Pub. No.:    WO/1998/050051    International Application No.:    PCT/US1997/007122
Publication Date: Fri Nov 13 00:59:59 CET 1998 International Filing Date: Tue May 06 01:59:59 CEST 1997
IPC: A61K 31/07
A61K 31/34
A61K 31/355
A61K 31/44
A61K 31/51
A61K 31/70
A61K 33/04
A61K 33/06
A61K 33/24
A61K 33/32
A61K 33/36
Applicants: LOCKETT, Curtis
Inventors: LOCKETT, Curtis
Title: TREATMENT OF SICKLE CELL DISEASE, TREATMENT OF IMMUNE SYSTEM DISEASES AND OTHER DISEASES NORMALLY ASSOCIATED WITH SICKLE CELL ANEMIA
Abstract:
A maintenance regimen with controlled intake of particular vitamin, mineral, and micronutrient formulations, drastically reduces the incidence and severity of sickle cell disease crises.

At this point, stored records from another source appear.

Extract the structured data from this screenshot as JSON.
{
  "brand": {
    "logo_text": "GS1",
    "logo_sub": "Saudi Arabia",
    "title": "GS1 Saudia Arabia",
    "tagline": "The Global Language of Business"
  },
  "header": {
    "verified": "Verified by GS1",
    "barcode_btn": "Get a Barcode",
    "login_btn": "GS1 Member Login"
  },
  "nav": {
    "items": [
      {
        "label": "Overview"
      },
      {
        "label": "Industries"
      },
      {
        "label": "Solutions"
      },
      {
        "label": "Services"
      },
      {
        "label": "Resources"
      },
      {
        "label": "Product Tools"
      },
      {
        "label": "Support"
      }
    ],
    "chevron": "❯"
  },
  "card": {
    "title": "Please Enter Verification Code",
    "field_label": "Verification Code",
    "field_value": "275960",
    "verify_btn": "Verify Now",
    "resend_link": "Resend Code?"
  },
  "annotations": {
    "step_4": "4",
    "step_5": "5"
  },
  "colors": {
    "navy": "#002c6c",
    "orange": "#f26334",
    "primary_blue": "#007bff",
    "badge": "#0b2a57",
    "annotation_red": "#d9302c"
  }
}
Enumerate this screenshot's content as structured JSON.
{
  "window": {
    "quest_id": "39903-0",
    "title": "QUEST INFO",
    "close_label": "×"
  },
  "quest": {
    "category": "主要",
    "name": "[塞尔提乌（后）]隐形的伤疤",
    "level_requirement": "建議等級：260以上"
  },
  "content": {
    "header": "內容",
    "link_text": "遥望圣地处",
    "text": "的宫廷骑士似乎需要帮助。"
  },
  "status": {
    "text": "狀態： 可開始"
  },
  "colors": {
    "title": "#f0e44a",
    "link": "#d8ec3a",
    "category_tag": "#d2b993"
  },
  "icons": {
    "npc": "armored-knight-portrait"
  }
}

The formulations include vitamin A, vitamin B-1, vitamin B-2, vitamin B-6, vitamin B-12, vitamin C, vitamin D, vitamin E, niacinamide, para-aminobanzoic acid (PABA), pantothenic acid, choline bitartrate, inosital, rutin, citrus bioflavonoid complex, betaine hydrochloride, hesperidin complex, folic acid, biotin, calcium, iron, magnesium, zinc, potassium, manganese, iodine, chromium, selenium, and a pharmaceutically acceptable carrier, provided at or just below critical saturation levels, determined for each individual by carefully monitoring tolerance on titration. The daily dose may exceed that necessary as dietary or nutritional supplements, and trigger an increase in the production of viable hemoglobin, and alters the overall blood profile. Platelet concentration is increased up to twice that seen in normal blood, and the red blood cells produced display increased resistance to sickling. This enhanced biosynthesis is achieved by providing sufficient stores of precursors that stimulate low level manufacture without substantial feedback control by the upper central nervous system.